Trains

I managed only to brush past the closing doors of the train at Sheffield station. I didn’t have time to look back onto the platform, I was too consumed by checking that my hands were clasped around the correct bag. Lilac and denim, with turquoise straps, just like they said.

I entered the carriage to my right whilst the train began to thrust forwards. The first step of many was done, now all I had to figure out was where to sit. On my own would look strange, yet not nearly as strange as it would’ve been to sit next to that uptight old woman, or that guy eating a box of fried chicken. I sat next to a small girl around my age, dressed in an oversized coat that looked like a network of old blankets.

I quickly rummaged around my pocket for my headphones and began to unravel. It was only then that I recognised she was crying. Perhaps if it was stifled or silent I wouldn’t have realised, but these were fat, burning tears, the kind a person sees a handful of times in their life. It reminded me of the day I came home from a school trip and my mum told me that Grandpa Bill passed away, I missed the funeral yesterday. You’re not supposed to tell your kids that a relative passed away if they’re on a school trip, it would ruin the teachers’ holiday.

Maybe I should have asked her if she was okay or placed a hand on her shoulder, but I thought better than to involve myself in her mess, especially when I had my own mess contained in a small lilac bag on my lap. I decided to slide it down under my right foot, in between myself and this girl. I wasn’t the kind of guy to walk around with such a feminine bag and didn’t want to draw unwanted attention.

The girl shuffled towards me in her seat and I thought that she was going to rest her head on my right shoulder for a moment. I wouldn’t have flinched at all, I probably would’ve appreciated some company, however she stopped a few inches short, tilted her head back and stared at the train ceiling with stale tears lingering on her puffed-out cheeks.

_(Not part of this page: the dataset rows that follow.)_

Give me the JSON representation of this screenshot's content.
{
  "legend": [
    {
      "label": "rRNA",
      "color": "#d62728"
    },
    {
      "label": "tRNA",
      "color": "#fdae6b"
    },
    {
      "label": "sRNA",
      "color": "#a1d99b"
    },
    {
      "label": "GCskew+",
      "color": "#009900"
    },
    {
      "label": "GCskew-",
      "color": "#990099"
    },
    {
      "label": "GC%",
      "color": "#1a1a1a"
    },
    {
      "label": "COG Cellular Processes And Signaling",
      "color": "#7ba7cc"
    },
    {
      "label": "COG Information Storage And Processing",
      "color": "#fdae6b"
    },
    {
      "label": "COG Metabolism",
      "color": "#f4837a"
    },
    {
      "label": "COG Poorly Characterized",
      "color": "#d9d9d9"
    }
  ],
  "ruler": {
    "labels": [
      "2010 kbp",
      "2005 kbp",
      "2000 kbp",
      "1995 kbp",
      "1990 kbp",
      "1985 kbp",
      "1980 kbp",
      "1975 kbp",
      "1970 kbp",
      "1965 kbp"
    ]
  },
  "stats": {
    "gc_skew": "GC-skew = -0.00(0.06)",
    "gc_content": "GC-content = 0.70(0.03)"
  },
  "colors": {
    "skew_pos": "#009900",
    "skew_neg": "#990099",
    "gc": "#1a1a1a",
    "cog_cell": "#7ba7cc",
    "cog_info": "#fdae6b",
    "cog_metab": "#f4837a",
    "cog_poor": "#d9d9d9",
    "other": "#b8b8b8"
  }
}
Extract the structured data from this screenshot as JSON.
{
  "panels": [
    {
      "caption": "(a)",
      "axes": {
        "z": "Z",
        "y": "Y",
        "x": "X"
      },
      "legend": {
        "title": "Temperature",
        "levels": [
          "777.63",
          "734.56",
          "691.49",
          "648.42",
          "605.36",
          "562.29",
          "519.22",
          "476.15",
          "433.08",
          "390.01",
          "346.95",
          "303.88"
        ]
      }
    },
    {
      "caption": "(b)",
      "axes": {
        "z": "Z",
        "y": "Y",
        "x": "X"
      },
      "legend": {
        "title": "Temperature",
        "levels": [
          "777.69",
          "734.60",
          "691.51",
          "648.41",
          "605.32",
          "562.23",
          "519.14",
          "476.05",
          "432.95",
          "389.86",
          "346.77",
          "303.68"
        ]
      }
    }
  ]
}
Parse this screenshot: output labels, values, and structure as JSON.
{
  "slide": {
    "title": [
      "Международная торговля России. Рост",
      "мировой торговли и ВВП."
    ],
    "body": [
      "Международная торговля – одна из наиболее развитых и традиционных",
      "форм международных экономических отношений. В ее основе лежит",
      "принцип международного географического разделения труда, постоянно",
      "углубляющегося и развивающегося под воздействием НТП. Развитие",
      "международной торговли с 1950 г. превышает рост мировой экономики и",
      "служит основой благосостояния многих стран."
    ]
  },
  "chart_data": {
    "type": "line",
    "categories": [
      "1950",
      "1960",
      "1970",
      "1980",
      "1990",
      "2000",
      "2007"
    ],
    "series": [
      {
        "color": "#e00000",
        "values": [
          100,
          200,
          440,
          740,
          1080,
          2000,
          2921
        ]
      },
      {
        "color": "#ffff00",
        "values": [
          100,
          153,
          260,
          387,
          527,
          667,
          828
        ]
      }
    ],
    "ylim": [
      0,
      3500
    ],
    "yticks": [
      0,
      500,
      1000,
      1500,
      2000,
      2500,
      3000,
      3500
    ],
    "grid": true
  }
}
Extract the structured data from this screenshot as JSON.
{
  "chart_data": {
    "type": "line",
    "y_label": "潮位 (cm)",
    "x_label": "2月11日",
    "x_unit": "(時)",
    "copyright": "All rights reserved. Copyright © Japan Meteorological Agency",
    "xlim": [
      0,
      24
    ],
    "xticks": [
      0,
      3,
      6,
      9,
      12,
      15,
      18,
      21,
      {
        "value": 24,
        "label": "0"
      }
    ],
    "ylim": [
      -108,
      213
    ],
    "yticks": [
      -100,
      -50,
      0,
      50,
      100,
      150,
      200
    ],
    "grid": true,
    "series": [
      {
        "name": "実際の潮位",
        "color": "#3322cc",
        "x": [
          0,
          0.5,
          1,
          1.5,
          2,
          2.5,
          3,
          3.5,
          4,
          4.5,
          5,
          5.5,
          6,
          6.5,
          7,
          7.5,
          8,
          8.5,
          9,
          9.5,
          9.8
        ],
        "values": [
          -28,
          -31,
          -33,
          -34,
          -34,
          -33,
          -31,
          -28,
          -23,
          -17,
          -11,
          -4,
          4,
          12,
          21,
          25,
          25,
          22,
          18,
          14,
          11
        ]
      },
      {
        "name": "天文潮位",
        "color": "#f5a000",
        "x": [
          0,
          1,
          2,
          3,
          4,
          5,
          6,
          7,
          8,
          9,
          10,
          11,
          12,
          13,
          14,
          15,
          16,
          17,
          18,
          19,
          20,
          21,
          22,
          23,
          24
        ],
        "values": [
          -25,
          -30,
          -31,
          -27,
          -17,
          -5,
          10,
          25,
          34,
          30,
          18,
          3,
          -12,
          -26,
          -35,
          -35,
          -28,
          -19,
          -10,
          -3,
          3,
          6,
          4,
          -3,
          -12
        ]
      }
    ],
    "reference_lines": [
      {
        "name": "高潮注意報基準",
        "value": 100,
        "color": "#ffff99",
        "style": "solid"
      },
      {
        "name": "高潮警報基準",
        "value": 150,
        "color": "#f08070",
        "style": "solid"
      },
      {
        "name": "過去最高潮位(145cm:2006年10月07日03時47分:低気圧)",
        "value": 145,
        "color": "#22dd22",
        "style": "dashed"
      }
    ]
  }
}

“Let me see your tickets”, asked the ticketman, who appeared from out of nowhere.

I panicked, thought was it too late to dash to the loo, claim I had something bad to eat? But I couldn’t leave the package and I couldn’t take it with me. Too suspicious.

The girl glanced back at him and seemed to push a flood of tears out from her dainty eyelids, “Can’t you see we’re in the middle of an argument? This is hardly the time and place for tickets. Why won’t anyone give me a break?”

He looked like he was about to answer back, he glanced between myself and the girl until she pushed up her bottom lip like a cartoon character. “Ummm… I…” and then continued his walk down the train.

“I know you don’t have a ticket, you look dodgy as fuck, and didn’t even check if I was alright. I don’t care, I just thought it was about time that I put some good karma out there in the world,” she said to me.